Hem Centilmen Hem Hedonist Nasıl Olunur?
Dergi Konuları

Hem Centilmen Hem Hedonist Nasıl Olunur?

16 Haziran, 2Pac’in doğumgünü, her yerde dünyadaki değişim rüzgarının şarkısı haline gelen Changes çalıyor. “We gotta start makin' changes” sözleri uzun zamandır aklımı kurcalıyor. Ve değişim kelimesi her zamankinden çok daha güçlü anlamlar ifade ediyor. Her şeyin yeniden şekillendiği, tanımlandığı, her anlamda limboda kaldığımızı hissettiğimiz şu günlerde eskiden gelen norm ve kurallar da değişiyor. Belki de en başta ‘erkek olmak’ değişiyor. Hep değişim halindeydi zaten ancak modern centilmenliğin artık bizlere sunulan geleneksel kitabın uygulanması ile mümkün olmadığı ortada. Centilmen olmak, varılacak destinasyondan çok bir yolculuk aslında.

Yeni centilmenliğin kodları:

GQ Türkiye’ye ilk yazımda sıradan bir karantina gününü tekila, lime suyu, kale, birkaç disko kaydı biraz da hedonizm ile nasıl unutulmaz bir ev partisine dönüştürdüğümü anlatmıştım. Artık yavaş yavaş sosyalleşebildiğimize göre, hadi gelin bu kez de gece hayatında centilmenliğin değişen yeni kurallarını birlikte tanımlayalım.

Yeni centilmen en az birkaç yemeği yapmayı çok iyi bilir, hatta öyle iyi bilir ki bu yemekler zamanla kendisiyle özdeşleşir. Ancak evde değil de dışarıda yemeğe karar verdiğinde de, bu dünyanın kurallarına göre oynamayı en iyi o bilir.

“İşletmeciyi tanıyorum, bana kafa masayı verin” tavrından uzak, bir mekâna gittiğinde gerektiğinde sırada beklemesi bilir, bekletilirken problem çıkarmak yerine, bara geçerek kendine güzel bir kokteyl ısmarlar ve date’ini o andan keyif alarak bekler. Date’i sonunda kapıdan girdiğinde, O aslında o mekânın çoktan bir parçası olmuş gibidir.

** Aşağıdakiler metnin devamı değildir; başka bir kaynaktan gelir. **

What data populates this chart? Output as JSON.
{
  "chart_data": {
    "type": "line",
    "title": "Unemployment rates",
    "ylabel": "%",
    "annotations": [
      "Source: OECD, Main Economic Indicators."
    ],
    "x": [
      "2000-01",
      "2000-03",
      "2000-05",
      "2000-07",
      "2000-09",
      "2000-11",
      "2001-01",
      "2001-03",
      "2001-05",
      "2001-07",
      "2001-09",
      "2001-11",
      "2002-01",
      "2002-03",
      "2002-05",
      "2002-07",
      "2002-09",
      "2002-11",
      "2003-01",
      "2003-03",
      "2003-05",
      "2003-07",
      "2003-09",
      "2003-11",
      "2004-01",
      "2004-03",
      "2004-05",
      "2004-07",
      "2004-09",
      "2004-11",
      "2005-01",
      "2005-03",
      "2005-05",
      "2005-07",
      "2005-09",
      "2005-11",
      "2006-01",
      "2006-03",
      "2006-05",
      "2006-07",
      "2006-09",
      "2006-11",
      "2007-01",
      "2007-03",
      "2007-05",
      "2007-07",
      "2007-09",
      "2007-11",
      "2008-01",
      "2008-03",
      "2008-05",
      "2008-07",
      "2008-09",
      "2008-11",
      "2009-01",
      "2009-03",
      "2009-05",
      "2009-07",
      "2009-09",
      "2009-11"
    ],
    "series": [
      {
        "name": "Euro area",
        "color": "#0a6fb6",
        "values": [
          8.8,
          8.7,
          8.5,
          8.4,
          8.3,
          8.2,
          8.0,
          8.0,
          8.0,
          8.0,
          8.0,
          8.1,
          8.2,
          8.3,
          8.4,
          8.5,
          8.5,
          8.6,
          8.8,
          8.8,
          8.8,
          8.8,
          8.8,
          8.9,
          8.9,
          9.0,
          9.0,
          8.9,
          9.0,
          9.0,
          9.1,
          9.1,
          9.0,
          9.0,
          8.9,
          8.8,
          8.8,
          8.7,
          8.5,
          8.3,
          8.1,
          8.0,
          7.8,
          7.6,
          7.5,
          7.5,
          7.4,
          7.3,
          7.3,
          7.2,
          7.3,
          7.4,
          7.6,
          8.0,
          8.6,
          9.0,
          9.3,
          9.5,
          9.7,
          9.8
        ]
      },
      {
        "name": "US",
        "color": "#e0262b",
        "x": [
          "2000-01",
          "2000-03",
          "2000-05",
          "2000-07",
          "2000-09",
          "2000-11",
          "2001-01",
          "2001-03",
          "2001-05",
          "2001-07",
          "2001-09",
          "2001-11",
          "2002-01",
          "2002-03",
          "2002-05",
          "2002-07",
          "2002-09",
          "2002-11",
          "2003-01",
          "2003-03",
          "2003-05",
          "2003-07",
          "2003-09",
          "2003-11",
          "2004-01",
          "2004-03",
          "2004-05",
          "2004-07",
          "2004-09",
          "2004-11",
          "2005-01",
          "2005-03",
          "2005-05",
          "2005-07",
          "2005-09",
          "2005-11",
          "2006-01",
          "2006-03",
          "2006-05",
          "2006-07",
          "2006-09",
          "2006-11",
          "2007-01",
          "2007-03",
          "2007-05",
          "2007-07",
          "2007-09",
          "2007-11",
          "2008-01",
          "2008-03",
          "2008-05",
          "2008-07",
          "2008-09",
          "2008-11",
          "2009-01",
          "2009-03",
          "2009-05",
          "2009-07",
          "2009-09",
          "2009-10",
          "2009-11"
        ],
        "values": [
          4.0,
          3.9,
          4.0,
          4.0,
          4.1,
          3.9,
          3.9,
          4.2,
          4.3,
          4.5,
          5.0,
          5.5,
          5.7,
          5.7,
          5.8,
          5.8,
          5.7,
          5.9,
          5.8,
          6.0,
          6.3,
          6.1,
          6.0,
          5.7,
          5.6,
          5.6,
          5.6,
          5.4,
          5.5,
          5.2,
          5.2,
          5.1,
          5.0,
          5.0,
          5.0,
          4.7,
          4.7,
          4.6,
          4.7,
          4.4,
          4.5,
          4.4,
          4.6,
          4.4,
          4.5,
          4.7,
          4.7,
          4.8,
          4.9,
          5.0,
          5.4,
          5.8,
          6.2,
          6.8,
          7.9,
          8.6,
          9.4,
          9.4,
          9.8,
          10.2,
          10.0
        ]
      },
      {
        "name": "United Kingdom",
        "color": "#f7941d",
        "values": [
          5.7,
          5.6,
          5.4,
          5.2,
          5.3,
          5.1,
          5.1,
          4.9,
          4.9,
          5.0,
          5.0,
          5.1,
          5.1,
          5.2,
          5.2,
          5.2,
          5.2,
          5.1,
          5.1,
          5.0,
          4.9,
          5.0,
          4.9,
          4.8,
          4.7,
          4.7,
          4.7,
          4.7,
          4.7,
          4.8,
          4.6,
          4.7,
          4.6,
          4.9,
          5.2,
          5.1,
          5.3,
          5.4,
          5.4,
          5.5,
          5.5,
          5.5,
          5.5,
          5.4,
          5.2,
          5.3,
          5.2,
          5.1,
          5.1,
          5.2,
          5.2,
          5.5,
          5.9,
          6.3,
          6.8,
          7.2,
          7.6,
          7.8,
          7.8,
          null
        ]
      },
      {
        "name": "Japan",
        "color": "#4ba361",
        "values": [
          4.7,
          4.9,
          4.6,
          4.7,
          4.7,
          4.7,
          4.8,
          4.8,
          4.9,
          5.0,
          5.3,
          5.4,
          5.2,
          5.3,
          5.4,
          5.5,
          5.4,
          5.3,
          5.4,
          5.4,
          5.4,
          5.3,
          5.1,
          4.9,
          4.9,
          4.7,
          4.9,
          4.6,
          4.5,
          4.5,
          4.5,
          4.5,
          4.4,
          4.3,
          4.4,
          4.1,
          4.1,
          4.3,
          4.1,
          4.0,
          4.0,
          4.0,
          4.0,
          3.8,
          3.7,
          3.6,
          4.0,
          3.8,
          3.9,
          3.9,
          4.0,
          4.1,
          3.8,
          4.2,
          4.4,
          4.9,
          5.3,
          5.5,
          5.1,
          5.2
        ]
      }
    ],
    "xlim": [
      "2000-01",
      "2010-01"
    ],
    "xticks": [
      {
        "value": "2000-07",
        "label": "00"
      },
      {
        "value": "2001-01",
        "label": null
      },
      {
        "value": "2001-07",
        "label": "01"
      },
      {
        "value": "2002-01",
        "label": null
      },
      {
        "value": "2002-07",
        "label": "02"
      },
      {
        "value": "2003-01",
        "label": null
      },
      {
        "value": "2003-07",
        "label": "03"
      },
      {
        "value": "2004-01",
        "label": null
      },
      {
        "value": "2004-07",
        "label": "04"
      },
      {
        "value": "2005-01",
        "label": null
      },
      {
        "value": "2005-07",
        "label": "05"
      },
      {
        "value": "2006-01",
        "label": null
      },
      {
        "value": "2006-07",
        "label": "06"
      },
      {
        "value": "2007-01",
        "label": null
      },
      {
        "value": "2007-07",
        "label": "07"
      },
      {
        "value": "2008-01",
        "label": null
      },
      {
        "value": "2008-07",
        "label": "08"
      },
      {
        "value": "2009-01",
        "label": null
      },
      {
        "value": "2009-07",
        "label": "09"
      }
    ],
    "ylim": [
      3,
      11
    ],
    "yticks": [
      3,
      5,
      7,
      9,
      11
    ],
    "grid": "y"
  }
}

Konu yemeğe geldiğinde menüdeki en pahalı tabağı değil, en lezzetli ve en uyumlu seçimi bilir.  Yemek boyunca gerçek anlamda ‘mindful’dur. Yani anda ve farkındadır. Olduğu yerde, olduğu ortama ve kişilere odaklıdır. Gözleri ve ruhu etrafta dolaşmaz. Cep telefonuyla ilgilenmez. ‘After’a nereye gidiyoruz’ diye kovalamaz.

Gece boyu adeta bir ‘mood maker’dır. Yarattığı ortamlara uygun insanları bir araya getirmeyi, onları bir arada tutmayı bilir ve herkesi rahat hissettirir.

Çok iyi bir dinleyicidir. Herkesi sonuna kadar dinler, anlar ve anlatılanlara katılım gösterir. Ancak konu kendisine geldiğinde, kadınlarla yaşadığı özel anları kimseyle paylaşmaz.

Özellikle de yaptığı sporu ve özel beslenme programını  tüm gecenin ana sohbet konusu haline getirmez.

Masada tanımadığı insanlar varsa, amacı, yaratacağı ilk izlenimin hatırlanır olmasıdır,  kimseyi şok etmek istemez. Bir masaya sonradan dahil oluyorsa, kendini tanıtır ve masadaki sohbeti domine etmek yerine, eşlik eden olmayı seçer.

Kız arkadaşının BFF’leri ile dışarı çıkıyorsa sadece kız arkadaşına değil yanındaki tüm kadınlara ne içtiklerini sorar. Hesabı öderken kimsenin gözüne sokmaz, ödediğini kimse fark etmez.

Gece hayatında, her anında olduğu gibidir aslında, mükemmel olmaya değil, kendinin en iyi versiyonu olmaya çalışır. Hem kendinin hem de diğerlerinin her halini sever, farklılıkları kabullenir.

 

Bu yazı GQ Türkiye Yaz 2020 sayısında yayınlanmıştır.